Talk to Vanguard about their experience tackling the cult as UNIBEN VC, she said, “I’ve taken care of it.”


Alele-Williams was a strong advocate for bridging the education gap between the two sexes. During the 10 years she headed the Institute of Education at the University of Lagos, she introduced certificate courses which were particularly important in training older women to become primary school teachers. She was also very concerned about improving access for African female students to take more interest in science and technology related subjects.

At a 2004 lecture on gender dignity at Lagos State University, Alele-William said, “As long as we celebrate a female vice-chancellor because she is the first or a female judge in leader because she’s the first, so we didn’t arrive. We look forward to the time when we will have many women in such positions, and we will celebrate so many of them. »


Mahmood Yakubu, President of INEC, with the late Alele-Williams

Alele-Williams served on the board of Chevron-Texaco, Nigeria. She was also a Fellow of the Mathematical Association of Nigeria (MAN) and the Nigerian Academy of Education (NAE). A recipient of several awards, she was also the Chairperson of the African Mathematical Union Commission for Women in Mathematics (AMUCWMA).

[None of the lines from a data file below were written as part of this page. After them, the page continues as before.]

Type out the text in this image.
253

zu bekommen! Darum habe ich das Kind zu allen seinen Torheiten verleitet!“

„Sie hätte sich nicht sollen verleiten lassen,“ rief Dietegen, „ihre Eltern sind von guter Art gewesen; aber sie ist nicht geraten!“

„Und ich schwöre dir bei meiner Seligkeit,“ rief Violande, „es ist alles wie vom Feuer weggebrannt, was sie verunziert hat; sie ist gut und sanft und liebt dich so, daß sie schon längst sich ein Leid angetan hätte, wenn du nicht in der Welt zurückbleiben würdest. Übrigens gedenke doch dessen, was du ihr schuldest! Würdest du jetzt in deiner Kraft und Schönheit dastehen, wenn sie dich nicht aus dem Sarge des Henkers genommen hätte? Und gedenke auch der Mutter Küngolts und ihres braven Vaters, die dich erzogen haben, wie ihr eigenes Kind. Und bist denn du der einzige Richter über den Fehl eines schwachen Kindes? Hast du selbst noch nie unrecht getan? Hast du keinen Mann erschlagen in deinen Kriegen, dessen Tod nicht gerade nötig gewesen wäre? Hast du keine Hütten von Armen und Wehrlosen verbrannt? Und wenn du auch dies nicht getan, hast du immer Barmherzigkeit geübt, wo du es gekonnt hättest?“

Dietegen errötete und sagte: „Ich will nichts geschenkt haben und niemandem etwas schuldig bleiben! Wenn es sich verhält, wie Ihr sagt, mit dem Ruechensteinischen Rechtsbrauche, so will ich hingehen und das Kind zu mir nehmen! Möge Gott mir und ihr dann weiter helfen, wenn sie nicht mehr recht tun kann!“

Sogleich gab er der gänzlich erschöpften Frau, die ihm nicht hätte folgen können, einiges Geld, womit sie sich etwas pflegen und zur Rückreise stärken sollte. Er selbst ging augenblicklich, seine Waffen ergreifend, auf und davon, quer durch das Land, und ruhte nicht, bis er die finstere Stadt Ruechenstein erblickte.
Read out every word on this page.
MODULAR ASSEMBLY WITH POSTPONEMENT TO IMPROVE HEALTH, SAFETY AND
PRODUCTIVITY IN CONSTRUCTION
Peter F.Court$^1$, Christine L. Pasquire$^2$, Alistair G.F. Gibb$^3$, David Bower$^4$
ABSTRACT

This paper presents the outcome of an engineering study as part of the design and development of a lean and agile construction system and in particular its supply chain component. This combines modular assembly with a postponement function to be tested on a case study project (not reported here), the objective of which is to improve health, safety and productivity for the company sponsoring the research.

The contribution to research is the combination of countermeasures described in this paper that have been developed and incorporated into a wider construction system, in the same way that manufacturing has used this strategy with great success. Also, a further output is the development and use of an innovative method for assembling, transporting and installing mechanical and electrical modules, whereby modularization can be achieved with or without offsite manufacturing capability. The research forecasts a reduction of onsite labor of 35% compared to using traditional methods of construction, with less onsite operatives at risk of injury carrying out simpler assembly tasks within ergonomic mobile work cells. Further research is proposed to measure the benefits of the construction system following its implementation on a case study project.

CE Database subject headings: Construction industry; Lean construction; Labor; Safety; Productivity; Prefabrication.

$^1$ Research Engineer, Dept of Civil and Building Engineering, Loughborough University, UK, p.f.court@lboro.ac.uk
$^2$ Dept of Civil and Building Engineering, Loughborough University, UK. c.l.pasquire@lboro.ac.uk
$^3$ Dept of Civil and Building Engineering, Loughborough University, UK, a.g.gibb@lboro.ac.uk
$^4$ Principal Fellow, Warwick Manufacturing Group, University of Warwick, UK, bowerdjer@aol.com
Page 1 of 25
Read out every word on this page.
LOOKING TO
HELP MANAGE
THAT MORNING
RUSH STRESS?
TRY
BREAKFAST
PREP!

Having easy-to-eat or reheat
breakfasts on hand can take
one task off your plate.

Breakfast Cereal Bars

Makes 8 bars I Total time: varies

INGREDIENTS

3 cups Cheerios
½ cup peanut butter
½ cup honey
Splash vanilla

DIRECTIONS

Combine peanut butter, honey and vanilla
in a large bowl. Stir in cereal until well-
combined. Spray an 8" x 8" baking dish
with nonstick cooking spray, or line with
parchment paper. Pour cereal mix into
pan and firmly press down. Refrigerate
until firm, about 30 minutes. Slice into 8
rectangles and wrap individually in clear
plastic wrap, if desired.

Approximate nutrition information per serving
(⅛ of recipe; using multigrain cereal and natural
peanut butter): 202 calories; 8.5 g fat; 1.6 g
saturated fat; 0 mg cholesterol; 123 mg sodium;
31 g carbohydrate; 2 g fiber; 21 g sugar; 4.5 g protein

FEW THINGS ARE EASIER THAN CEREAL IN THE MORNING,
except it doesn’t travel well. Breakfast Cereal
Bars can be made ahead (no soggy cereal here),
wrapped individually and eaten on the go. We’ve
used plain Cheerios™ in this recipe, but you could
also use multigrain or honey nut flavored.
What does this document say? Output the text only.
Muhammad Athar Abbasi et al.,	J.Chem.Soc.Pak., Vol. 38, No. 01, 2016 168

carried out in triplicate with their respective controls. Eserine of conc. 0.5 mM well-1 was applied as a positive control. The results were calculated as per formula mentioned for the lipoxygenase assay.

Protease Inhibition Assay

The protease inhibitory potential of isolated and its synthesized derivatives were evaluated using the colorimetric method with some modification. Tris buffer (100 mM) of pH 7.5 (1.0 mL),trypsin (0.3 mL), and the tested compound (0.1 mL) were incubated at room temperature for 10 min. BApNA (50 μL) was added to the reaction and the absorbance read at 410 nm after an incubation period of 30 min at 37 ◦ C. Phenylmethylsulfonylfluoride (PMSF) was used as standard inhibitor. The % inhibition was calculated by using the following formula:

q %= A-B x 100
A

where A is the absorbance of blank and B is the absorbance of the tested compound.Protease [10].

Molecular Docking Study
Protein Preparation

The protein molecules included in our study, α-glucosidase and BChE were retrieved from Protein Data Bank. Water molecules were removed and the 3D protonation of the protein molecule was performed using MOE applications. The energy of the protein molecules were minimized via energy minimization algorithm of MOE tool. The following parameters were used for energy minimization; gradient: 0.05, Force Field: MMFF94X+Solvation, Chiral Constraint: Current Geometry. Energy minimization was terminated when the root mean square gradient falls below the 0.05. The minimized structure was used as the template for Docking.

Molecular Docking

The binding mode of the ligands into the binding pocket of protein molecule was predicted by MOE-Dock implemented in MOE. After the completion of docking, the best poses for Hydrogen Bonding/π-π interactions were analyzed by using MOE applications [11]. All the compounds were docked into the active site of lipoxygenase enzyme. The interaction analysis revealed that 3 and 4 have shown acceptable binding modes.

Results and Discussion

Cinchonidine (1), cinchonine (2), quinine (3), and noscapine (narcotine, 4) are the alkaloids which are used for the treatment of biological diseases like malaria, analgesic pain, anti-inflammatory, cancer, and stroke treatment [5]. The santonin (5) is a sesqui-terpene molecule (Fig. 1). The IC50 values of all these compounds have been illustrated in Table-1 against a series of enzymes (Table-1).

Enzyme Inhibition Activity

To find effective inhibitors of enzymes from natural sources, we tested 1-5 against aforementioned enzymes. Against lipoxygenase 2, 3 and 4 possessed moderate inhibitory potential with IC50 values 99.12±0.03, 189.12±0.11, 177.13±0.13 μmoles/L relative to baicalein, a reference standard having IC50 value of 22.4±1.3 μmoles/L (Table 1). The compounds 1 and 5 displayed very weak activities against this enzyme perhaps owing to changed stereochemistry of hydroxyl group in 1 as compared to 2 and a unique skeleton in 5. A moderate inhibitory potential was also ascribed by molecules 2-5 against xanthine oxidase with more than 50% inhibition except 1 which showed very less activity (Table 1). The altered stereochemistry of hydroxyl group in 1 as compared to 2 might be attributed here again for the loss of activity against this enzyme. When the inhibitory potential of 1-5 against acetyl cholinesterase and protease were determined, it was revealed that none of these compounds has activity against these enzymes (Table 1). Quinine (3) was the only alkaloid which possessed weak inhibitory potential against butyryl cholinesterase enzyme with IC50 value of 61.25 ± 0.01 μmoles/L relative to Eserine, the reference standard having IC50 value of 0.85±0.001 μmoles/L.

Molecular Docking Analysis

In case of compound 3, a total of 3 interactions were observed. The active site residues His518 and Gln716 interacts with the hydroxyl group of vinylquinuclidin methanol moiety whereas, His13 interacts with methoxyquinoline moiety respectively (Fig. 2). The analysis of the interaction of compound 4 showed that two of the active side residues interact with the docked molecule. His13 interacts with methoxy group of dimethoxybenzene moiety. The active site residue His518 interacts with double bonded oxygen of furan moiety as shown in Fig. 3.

In 2014, she received the Centennial Award during the administration of former President Goodluck Jonathan..


In an interview with Channels Television in August 2014, Alele-Williams also spoke about the extra effort women put into their jobs.

“We women, when we get to a job, like to be thorough. And many of the women who get past that stage are very thorough, thrifty, particularly vigorous and directed, because they have to do it to progress,” she said.

“Once you’re in that line you tend to do extremely well and since the men have the common tie we don’t have that. We have to do extra work to be seen and elected even at lower levels. And very often many of us are multitasking for such positions and we go out and get noted.